Tufts University ranks No. 15 on Peace Corps’ 2013 Top Colleges for medium size schools. The annual list recognizes the highest volunteer-producing colleges and universities in the U.S. for small, medium, large and graduate institutions.

There are currently 26 undergraduate alumni from Tufts University serving overseas. Since the agency was founded in 1961, a total of 528 alumni have served in the Peace Corps.

Tufts alumni are currently serving as volunteers in Benin, Burkina Faso, Cameroon, Dominican Republic, Ecuador, Guyana, Jordan, Madagascar, Mozambique, Nicaragua, Peru, Rwanda, Senegal, South Africa, Swaziland, Tanzania and Ukraine. They work in areas including education, environment, health and youth development.

“Every year, graduates of colleges and universities across the United States are making a difference in communities overseas through Peace Corps service,” said Peace Corps Acting Director Carrie Hessler-Radelet. “As a result of the top-notch education they receive, these graduates are well prepared for the challenge of international service.
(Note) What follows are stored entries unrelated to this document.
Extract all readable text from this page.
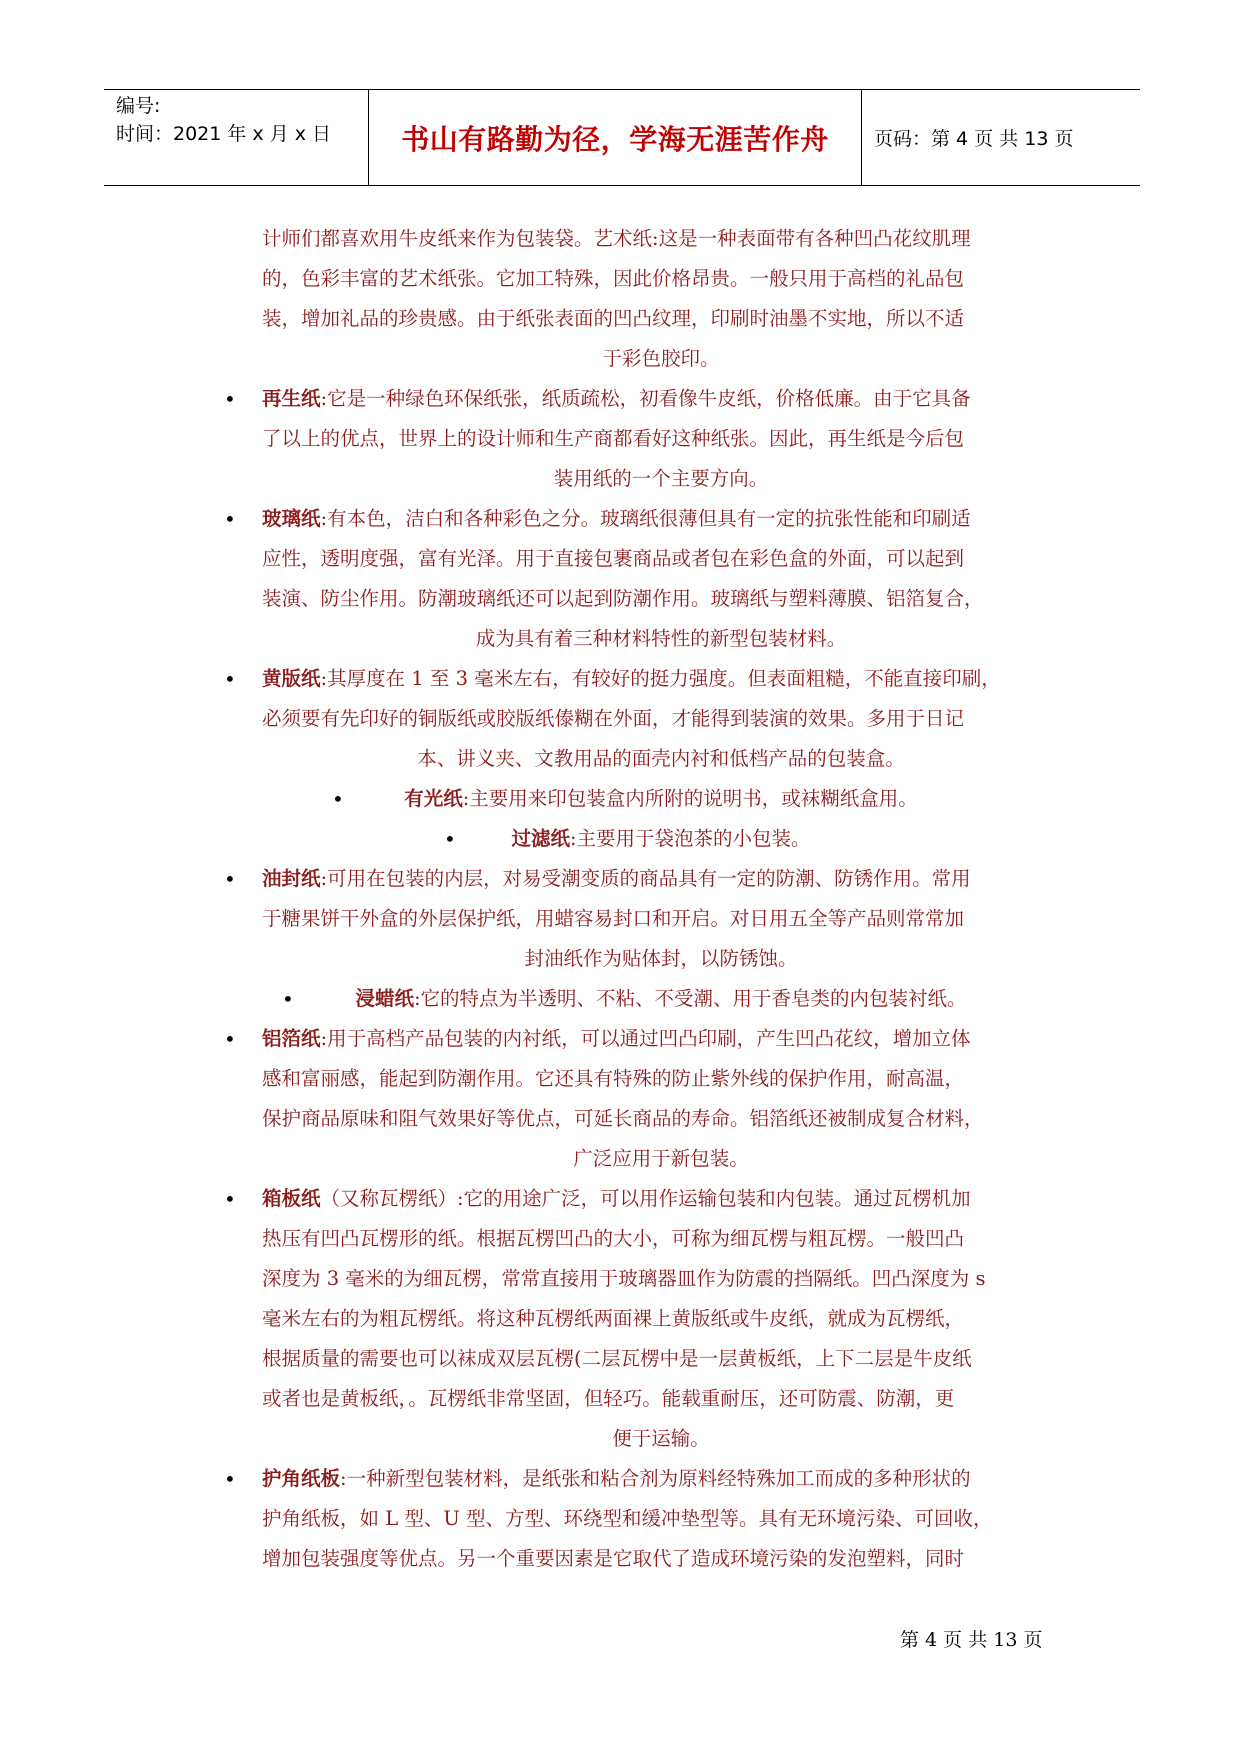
编号:
时间：2021 年 x 月 x 日	书山有路勤为径，学海无涯苦作舟 页码：第 4 页 共 13 页

计师们都喜欢用牛皮纸来作为包装袋。艺术纸:这是一种表面带有各种凹凸花纹肌理

的，色彩丰富的艺术纸张。它加工特殊，因此价格昂贵。一般只用于高档的礼品包

装，增加礼品的珍贵感。由于纸张表面的凹凸纹理，印刷时油墨不实地，所以不适

于彩色胶印。

• 再生纸:它是一种绿色环保纸张，纸质疏松，初看像牛皮纸，价格低廉。由于它具备

了以上的优点，世界上的设计师和生产商都看好这种纸张。因此，再生纸是今后包

装用纸的一个主要方向。

• 玻璃纸:有本色，洁白和各种彩色之分。玻璃纸很薄但具有一定的抗张性能和印刷适

应性，透明度强，富有光泽。用于直接包裹商品或者包在彩色盒的外面，可以起到

装演、防尘作用。防潮玻璃纸还可以起到防潮作用。玻璃纸与塑料薄膜、铝箔复合，

成为具有着三种材料特性的新型包装材料。

• 黄版纸:其厚度在 1 至 3 毫米左右，有较好的挺力强度。但表面粗糙，不能直接印刷，

必须要有先印好的铜版纸或胶版纸傣糊在外面，才能得到装演的效果。多用于日记

本、讲义夹、文教用品的面壳内衬和低档产品的包装盒。

• 有光纸:主要用来印包装盒内所附的说明书，或袜糊纸盒用。

• 过滤纸:主要用于袋泡茶的小包装。

• 油封纸:可用在包装的内层，对易受潮变质的商品具有一定的防潮、防锈作用。常用

于糖果饼干外盒的外层保护纸，用蜡容易封口和开启。对日用五全等产品则常常加

封油纸作为贴体封，以防锈蚀。

• 浸蜡纸:它的特点为半透明、不粘、不受潮、用于香皂类的内包装衬纸。

• 铝箔纸:用于高档产品包装的内衬纸，可以通过凹凸印刷，产生凹凸花纹，增加立体

感和富丽感，能起到防潮作用。它还具有特殊的防止紫外线的保护作用，耐高温，

保护商品原味和阻气效果好等优点，可延长商品的寿命。铝箔纸还被制成复合材料，

广泛应用于新包装。

• 箱板纸（又称瓦楞纸）:它的用途广泛，可以用作运输包装和内包装。通过瓦楞机加

热压有凹凸瓦楞形的纸。根据瓦楞凹凸的大小，可称为细瓦楞与粗瓦楞。一般凹凸

深度为 3 毫米的为细瓦楞，常常直接用于玻璃器皿作为防震的挡隔纸。凹凸深度为 s

毫米左右的为粗瓦楞纸。将这种瓦楞纸两面裸上黄版纸或牛皮纸，就成为瓦楞纸，

根据质量的需要也可以袜成双层瓦楞(二层瓦楞中是一层黄板纸，上下二层是牛皮纸

或者也是黄板纸，。瓦楞纸非常坚固，但轻巧。能载重耐压，还可防震、防潮，更

便于运输。

• 护角纸板:一种新型包装材料，是纸张和粘合剂为原料经特殊加工而成的多种形状的

护角纸板，如 L 型、U 型、方型、环绕型和缓冲垫型等。具有无环境污染、可回收，

增加包装强度等优点。另一个重要因素是它取代了造成环境污染的发泡塑料，同时

第 4 页 共 13 页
They become leaders in their host communities and carry the spirit of service and leadership back with them when they return home.”

“My favorite part of being a Peace Corps volunteer is knowing that I am pursuing my dreams,” said Allison Lawrence, a 2011 Tufts graduate who currently serves as a community health volunteer in Peru. “I can wake up every morning and, despite the challenges, be happy to know that what I am doing with my education is making a difference in my community.”

Other Boston area colleges and universities made the 2013 rankings, including Boston University, which is No. 19 nationally for large schools and Boston College, which earned the No. 6 spot on the medium size list.

Currently, more than 8,000 volunteers are working with communities in 76 host countries on projects related to agriculture, community economic development, education, environment, health and youth development.

During Peace Corps service, college graduates make a difference in communities overseas. Volunteers return home as global citizens with cross-cultural, leadership, language, teaching and community development skills that position them for advanced education and professional opportunities in today’s global job market. Ninety percent of volunteer positions require a bachelor’s degree. Americans with backgrounds in agriculture, environment, teaching English as a second language, and other technical or language skills related to Peace Corps assignment areas are encouraged to apply for service one year in advance of their target departure date. The next application deadline is February 28, 2013. Tufts students interested in learning more should contact Peace Corps recruiter Katrina Deutsch at kdeutsch@peacecorps.gov.

The Peace Corps ranks Top Colleges annually according to the size of the student body. Small schools have less than 5,000 undergraduates, medium-sized schools have between 5,000 and 15,000 undergraduates and large schools have more than 15,000 undergraduates. Rankings are calculated based on fiscal year 2012 data as of September 30, 2012 as self-reported by Peace Corps volunteers.